Teaching

🎒 Introduction to Data Science

The course is currently running and the materials are updated continuously.

Topics covered: Base R basics and best practice, Version control and project management with GitHub, Tidyverse, Functions, Iteration and Data bases, Web scraping with R, Modelling, Visualization, Working with the Shell, Debugging and Packaging, Interactive Web Applications with Shiny

Access all materials here!

🎒 Statistical Modeling & Causal Inference

I reviewed the lecture materials and hold R tutorials on the practical implementation of causal inference techniques for two diverse, interdisciplinary and international groups of students on a weekly basis. In collaboration with Sebastian Ramirez-Ruiz, we constructed weekly assignments to assess their learning progress continuously.

Topics covered: Causality, DAGs, the Potential Outcomes Framework, Regression, Matching, Instrumental Variables, Regression Discontinuity Designs, Difference in Difference, Panel Data and Fixed Effects, Moderation and Mediation.

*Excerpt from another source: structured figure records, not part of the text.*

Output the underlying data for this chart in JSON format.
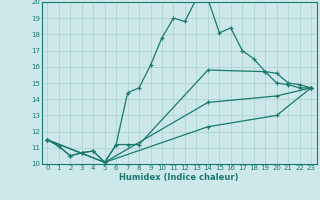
{
  "xlabel": "Humidex (Indice chaleur)",
  "xlim": [
    -0.5,
    23.5
  ],
  "ylim": [
    10,
    20
  ],
  "xticks": [
    0,
    1,
    2,
    3,
    4,
    5,
    6,
    7,
    8,
    9,
    10,
    11,
    12,
    13,
    14,
    15,
    16,
    17,
    18,
    19,
    20,
    21,
    22,
    23
  ],
  "yticks": [
    10,
    11,
    12,
    13,
    14,
    15,
    16,
    17,
    18,
    19,
    20
  ],
  "bg_color": "#cce8e8",
  "line_color": "#1a7a6e",
  "grid_color": "#afd4d0",
  "lines": [
    {
      "x": [
        0,
        1,
        2,
        3,
        4,
        5,
        6,
        7,
        8,
        9,
        10,
        11,
        12,
        13,
        14,
        15,
        16,
        17,
        18,
        19,
        20,
        21,
        22,
        23
      ],
      "y": [
        11.5,
        11.1,
        10.5,
        10.7,
        10.8,
        10.1,
        11.2,
        14.4,
        14.7,
        16.1,
        17.8,
        19.0,
        18.8,
        20.2,
        20.2,
        18.1,
        18.4,
        17.0,
        16.5,
        15.7,
        15.0,
        14.9,
        14.7,
        14.7
      ]
    },
    {
      "x": [
        0,
        1,
        2,
        3,
        4,
        5,
        6,
        7,
        8,
        14,
        19,
        20,
        21,
        22,
        23
      ],
      "y": [
        11.5,
        11.1,
        10.5,
        10.7,
        10.8,
        10.1,
        11.2,
        11.2,
        11.2,
        15.8,
        15.7,
        15.6,
        15.0,
        14.9,
        14.7
      ]
    },
    {
      "x": [
        0,
        5,
        14,
        20,
        23
      ],
      "y": [
        11.5,
        10.1,
        13.8,
        14.2,
        14.7
      ]
    },
    {
      "x": [
        0,
        5,
        14,
        20,
        23
      ],
      "y": [
        11.5,
        10.1,
        12.3,
        13.0,
        14.7
      ]
    }
  ]
}
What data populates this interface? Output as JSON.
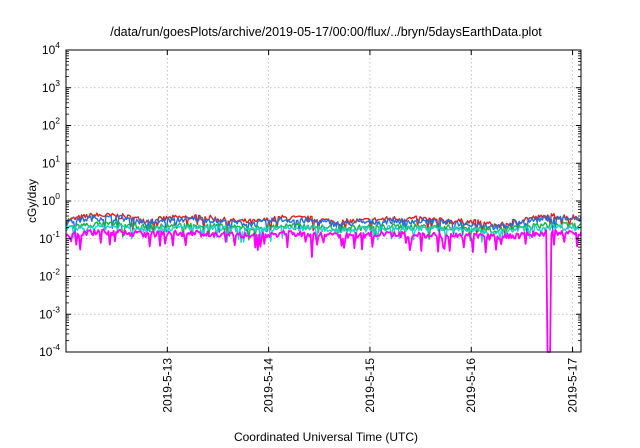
{
  "chart_data": {
    "type": "line",
    "title": "/data/run/goesPlots/archive/2019-05-17/00:00/flux/../bryn/5daysEarthData.plot",
    "xlabel": "Coordinated Universal Time (UTC)",
    "ylabel": "cGy/day",
    "yscale": "log",
    "ylim": [
      0.0001,
      10000
    ],
    "y_ticks": [
      {
        "base": "10",
        "exp": "-4"
      },
      {
        "base": "10",
        "exp": "-3"
      },
      {
        "base": "10",
        "exp": "-2"
      },
      {
        "base": "10",
        "exp": "-1"
      },
      {
        "base": "10",
        "exp": "0"
      },
      {
        "base": "10",
        "exp": "1"
      },
      {
        "base": "10",
        "exp": "2"
      },
      {
        "base": "10",
        "exp": "3"
      },
      {
        "base": "10",
        "exp": "4"
      }
    ],
    "x_range_days": [
      "2019-05-12",
      "2019-05-17"
    ],
    "x_ticks": [
      "2019-5-13",
      "2019-5-14",
      "2019-5-15",
      "2019-5-16",
      "2019-5-17"
    ],
    "grid": true,
    "series": [
      {
        "color": "#e0201c",
        "profile": [
          0.3,
          0.42,
          0.4,
          0.3,
          0.36,
          0.38,
          0.3,
          0.28,
          0.36,
          0.34,
          0.28,
          0.3,
          0.34,
          0.34,
          0.3,
          0.28,
          0.22,
          0.34,
          0.4,
          0.36
        ]
      },
      {
        "color": "#1e6fd9",
        "profile": [
          0.27,
          0.36,
          0.36,
          0.27,
          0.32,
          0.34,
          0.27,
          0.25,
          0.32,
          0.3,
          0.25,
          0.27,
          0.3,
          0.3,
          0.27,
          0.25,
          0.2,
          0.3,
          0.36,
          0.32
        ]
      },
      {
        "color": "#19b04a",
        "profile": [
          0.2,
          0.24,
          0.24,
          0.2,
          0.22,
          0.23,
          0.2,
          0.19,
          0.22,
          0.21,
          0.19,
          0.2,
          0.21,
          0.21,
          0.2,
          0.19,
          0.17,
          0.21,
          0.24,
          0.22
        ]
      },
      {
        "color": "#22d0c8",
        "profile": [
          0.18,
          0.21,
          0.21,
          0.18,
          0.19,
          0.2,
          0.18,
          0.17,
          0.19,
          0.19,
          0.17,
          0.18,
          0.19,
          0.19,
          0.18,
          0.17,
          0.15,
          0.19,
          0.21,
          0.19
        ]
      },
      {
        "color": "#ff00ff",
        "profile": [
          0.13,
          0.15,
          0.15,
          0.13,
          0.14,
          0.14,
          0.13,
          0.12,
          0.14,
          0.13,
          0.12,
          0.13,
          0.13,
          0.13,
          0.12,
          0.12,
          0.11,
          0.13,
          0.15,
          0.14
        ]
      }
    ],
    "features": [
      {
        "series": 4,
        "date": "2019-05-16 18:30",
        "value": 0.0001
      }
    ]
  }
}
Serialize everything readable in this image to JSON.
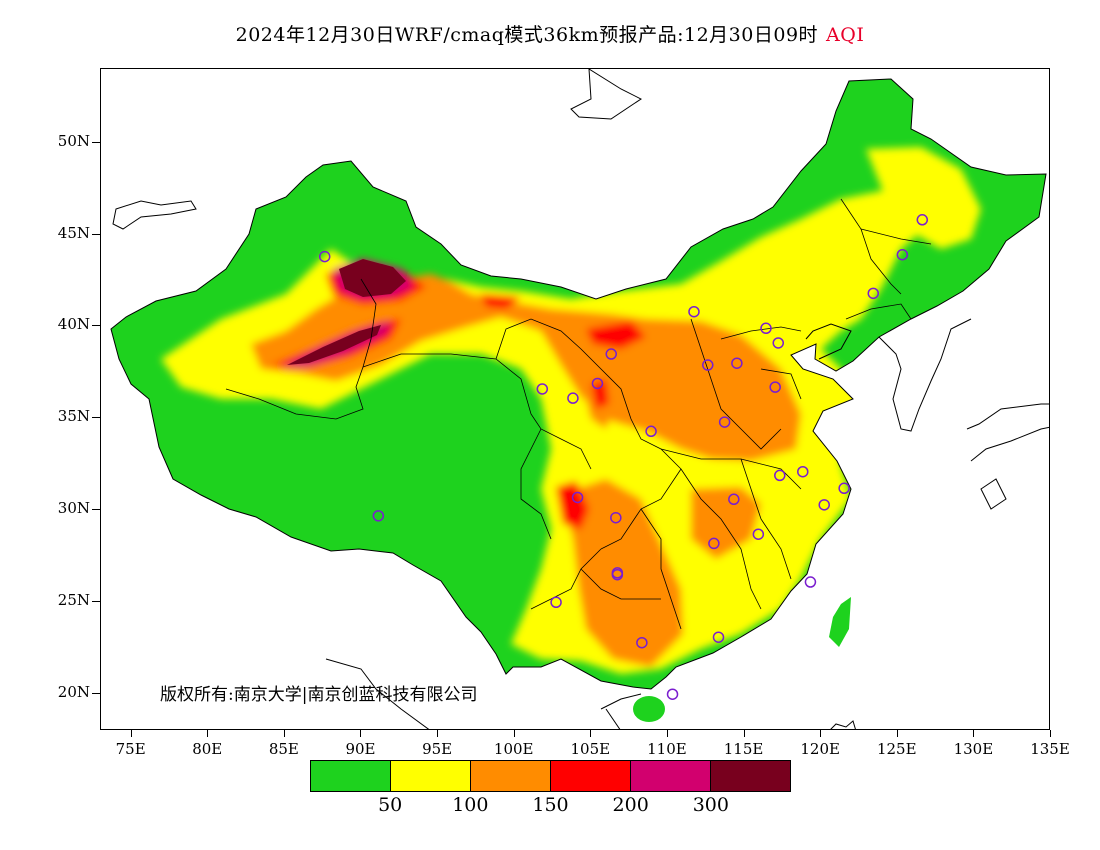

If you are interested in learning and implementing causal inference techniques in R, check out our
open causal inference course materials!

🎒 Quantitative Methods II

I reviewed the lecture materials and hold tutorials on how to derive estimates by hand (conceptually) and in R (applied).

Topics covered: Analyses of Variance, Repeated Measures, (Semi)Partial Correlation, Multiple Regression, Analyses of Covariance, Non Parametrical Tests.

🎒 Quantitative Methods I

I reviewed the lecture materials and hold tutorials on how to derive estimates by hand (conceptually) and in R (applied).

Topics covered: Scales and Variables, Measurement Theory, Descriptive Statistics, Logic of Statistical Tests and Statistical Inference, T-Tests, Correlation and Regression.